Mu Chen meletakkan tangannya yang lain di Plakat Akademi saat dia melihat Wen Qingxuan, “Qingxuan, apakah kamu siap?”
Wen Qingxuan juga memegang Plakat Akademinya saat dia mengangkat alisnya ke arah Mu Chen sambil tertawa. “Jika kami tidak beruntung dan bertemu satu sama lain di Final, jangan salahkan saya karena tidak memiliki keringanan hukuman. Kerja sama kita berakhir di sini. ”
“Juga.”
Mu Chen tertawa saat pupil hitamnya melonjak dengan semangat.
Tssssssss!
Plakat Akademi di tangan Mu Chen berubah menjadi merah saat nyala api keluar, menyelimuti Plakat Akademinya.
Pada saat yang sama, Wen Qingxuan juga menyalakan miliknya.
Setiap tim di wilayah ini melihat pemandangan ini dengan ekspresi rumit. Delapan dari 16 Besar telah menyalakan Academy Plaques mereka, yang berarti turnamen yang berlangsung hampir setengah tahun ini akhirnya telah berakhir.
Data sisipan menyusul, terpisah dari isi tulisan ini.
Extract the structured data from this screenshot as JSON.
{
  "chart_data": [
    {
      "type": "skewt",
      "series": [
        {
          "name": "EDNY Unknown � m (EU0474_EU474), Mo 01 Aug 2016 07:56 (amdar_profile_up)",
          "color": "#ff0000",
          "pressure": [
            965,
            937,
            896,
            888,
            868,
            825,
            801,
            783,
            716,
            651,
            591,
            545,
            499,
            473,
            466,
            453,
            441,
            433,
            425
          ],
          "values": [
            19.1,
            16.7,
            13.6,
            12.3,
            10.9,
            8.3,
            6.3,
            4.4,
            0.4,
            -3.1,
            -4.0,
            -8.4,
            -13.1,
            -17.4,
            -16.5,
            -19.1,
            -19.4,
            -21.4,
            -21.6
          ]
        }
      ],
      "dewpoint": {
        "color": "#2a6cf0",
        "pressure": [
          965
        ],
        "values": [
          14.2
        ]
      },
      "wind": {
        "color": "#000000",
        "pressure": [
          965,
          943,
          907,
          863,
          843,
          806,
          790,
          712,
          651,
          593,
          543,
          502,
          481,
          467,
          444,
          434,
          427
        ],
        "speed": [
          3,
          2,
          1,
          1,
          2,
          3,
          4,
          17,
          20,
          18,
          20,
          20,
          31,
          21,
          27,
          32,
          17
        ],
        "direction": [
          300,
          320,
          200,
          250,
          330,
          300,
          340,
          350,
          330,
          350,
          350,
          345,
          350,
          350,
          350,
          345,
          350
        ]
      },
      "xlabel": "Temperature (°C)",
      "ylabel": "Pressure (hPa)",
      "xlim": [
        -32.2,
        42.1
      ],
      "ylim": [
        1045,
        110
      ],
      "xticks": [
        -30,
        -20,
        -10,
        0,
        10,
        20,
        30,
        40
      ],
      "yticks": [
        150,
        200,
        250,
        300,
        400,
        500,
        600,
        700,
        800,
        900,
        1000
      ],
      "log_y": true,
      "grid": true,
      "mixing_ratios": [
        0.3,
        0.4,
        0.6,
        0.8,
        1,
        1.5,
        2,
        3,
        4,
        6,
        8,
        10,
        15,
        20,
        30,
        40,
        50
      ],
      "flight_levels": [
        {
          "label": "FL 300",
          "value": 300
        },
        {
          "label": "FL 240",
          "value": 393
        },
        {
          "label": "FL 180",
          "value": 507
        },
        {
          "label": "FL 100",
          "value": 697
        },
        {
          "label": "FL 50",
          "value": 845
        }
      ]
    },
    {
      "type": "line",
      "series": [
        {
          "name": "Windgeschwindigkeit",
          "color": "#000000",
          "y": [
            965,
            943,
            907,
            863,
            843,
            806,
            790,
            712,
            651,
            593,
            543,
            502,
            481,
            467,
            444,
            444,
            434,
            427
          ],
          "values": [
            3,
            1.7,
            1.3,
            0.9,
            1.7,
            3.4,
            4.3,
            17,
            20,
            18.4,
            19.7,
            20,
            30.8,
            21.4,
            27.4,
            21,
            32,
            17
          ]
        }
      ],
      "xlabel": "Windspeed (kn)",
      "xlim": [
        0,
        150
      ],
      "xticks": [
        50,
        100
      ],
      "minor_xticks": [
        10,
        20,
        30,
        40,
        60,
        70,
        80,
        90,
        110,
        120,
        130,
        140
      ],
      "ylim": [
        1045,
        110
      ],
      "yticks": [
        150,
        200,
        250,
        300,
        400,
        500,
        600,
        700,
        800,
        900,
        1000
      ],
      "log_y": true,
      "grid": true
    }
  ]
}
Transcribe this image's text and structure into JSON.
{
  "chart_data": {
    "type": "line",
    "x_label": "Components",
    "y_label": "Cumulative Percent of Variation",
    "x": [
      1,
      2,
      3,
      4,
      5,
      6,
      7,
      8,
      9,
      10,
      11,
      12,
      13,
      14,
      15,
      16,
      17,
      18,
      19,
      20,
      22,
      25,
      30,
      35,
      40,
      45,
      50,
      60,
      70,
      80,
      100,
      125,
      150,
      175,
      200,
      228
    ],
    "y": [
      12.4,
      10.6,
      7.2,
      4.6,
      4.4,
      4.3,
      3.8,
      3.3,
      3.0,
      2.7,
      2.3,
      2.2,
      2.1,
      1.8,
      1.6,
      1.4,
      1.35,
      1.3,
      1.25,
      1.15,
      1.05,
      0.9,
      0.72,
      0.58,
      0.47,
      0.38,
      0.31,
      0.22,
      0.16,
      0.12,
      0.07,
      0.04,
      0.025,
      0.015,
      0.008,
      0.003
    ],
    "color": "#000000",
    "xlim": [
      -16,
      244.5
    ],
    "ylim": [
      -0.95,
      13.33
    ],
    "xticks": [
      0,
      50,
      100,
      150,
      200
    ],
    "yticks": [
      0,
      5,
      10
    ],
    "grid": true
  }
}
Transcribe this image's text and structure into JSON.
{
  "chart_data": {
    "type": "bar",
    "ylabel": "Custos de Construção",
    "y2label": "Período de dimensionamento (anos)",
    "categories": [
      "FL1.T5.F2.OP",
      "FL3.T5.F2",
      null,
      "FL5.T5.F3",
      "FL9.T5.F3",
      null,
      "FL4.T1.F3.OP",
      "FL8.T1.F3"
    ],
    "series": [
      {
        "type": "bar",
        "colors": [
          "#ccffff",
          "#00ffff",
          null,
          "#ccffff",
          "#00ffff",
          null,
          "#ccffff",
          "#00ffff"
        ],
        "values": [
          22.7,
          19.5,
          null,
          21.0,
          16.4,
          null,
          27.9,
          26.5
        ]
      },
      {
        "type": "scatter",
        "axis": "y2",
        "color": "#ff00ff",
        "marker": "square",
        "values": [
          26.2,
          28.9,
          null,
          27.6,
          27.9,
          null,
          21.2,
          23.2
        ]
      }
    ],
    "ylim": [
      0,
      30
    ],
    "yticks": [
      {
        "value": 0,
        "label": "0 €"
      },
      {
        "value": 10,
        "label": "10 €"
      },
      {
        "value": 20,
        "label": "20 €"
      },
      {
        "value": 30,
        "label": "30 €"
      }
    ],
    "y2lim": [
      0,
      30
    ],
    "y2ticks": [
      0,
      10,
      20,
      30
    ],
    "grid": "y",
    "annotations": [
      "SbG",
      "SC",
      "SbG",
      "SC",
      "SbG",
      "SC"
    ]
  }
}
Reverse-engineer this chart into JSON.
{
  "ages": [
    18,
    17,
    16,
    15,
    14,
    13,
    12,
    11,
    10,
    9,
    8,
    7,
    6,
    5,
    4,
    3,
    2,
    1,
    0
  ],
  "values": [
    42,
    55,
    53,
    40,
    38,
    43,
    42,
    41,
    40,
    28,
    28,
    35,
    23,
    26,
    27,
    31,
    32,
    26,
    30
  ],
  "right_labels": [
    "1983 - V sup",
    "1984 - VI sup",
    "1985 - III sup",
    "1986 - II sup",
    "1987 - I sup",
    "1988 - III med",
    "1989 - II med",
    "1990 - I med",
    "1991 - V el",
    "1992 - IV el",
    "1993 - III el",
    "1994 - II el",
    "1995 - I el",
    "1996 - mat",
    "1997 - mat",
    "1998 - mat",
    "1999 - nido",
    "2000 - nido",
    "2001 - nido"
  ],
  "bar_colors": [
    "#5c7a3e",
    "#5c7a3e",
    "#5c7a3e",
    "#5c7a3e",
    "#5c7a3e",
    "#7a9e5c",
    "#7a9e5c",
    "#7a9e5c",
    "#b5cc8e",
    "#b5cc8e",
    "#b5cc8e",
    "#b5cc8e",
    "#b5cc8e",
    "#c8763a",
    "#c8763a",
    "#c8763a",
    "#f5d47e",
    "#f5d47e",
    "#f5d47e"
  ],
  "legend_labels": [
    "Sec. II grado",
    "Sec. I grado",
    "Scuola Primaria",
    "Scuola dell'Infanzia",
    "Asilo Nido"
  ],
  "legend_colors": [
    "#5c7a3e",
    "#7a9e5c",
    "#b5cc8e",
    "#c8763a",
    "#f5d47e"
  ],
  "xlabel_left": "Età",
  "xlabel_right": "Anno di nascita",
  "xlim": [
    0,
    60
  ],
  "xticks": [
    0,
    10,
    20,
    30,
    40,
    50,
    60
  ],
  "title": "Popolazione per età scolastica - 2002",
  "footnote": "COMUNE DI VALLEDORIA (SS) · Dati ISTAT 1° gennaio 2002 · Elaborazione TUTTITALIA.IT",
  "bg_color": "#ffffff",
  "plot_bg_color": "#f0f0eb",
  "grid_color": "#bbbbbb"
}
Berikutnya adalah pertempuran yang menentukan yang akan menjadi fokus semua orang.
Whooooosh!
Ketika Plakat Akademi di tangan Mu Chen dan Wen Qingxuan menyala, setiap Plakat Akademi di turnamen ini juga terbakar, berubah menjadi pilar cahaya yang bersinar saat mereka menelan tim di dalamnya …
Pilar cahaya yang tak terhitung jumlahnya menjulang di cakrawala.
Saat ini, niat bertarung memenuhi seluruh langit dan bumi.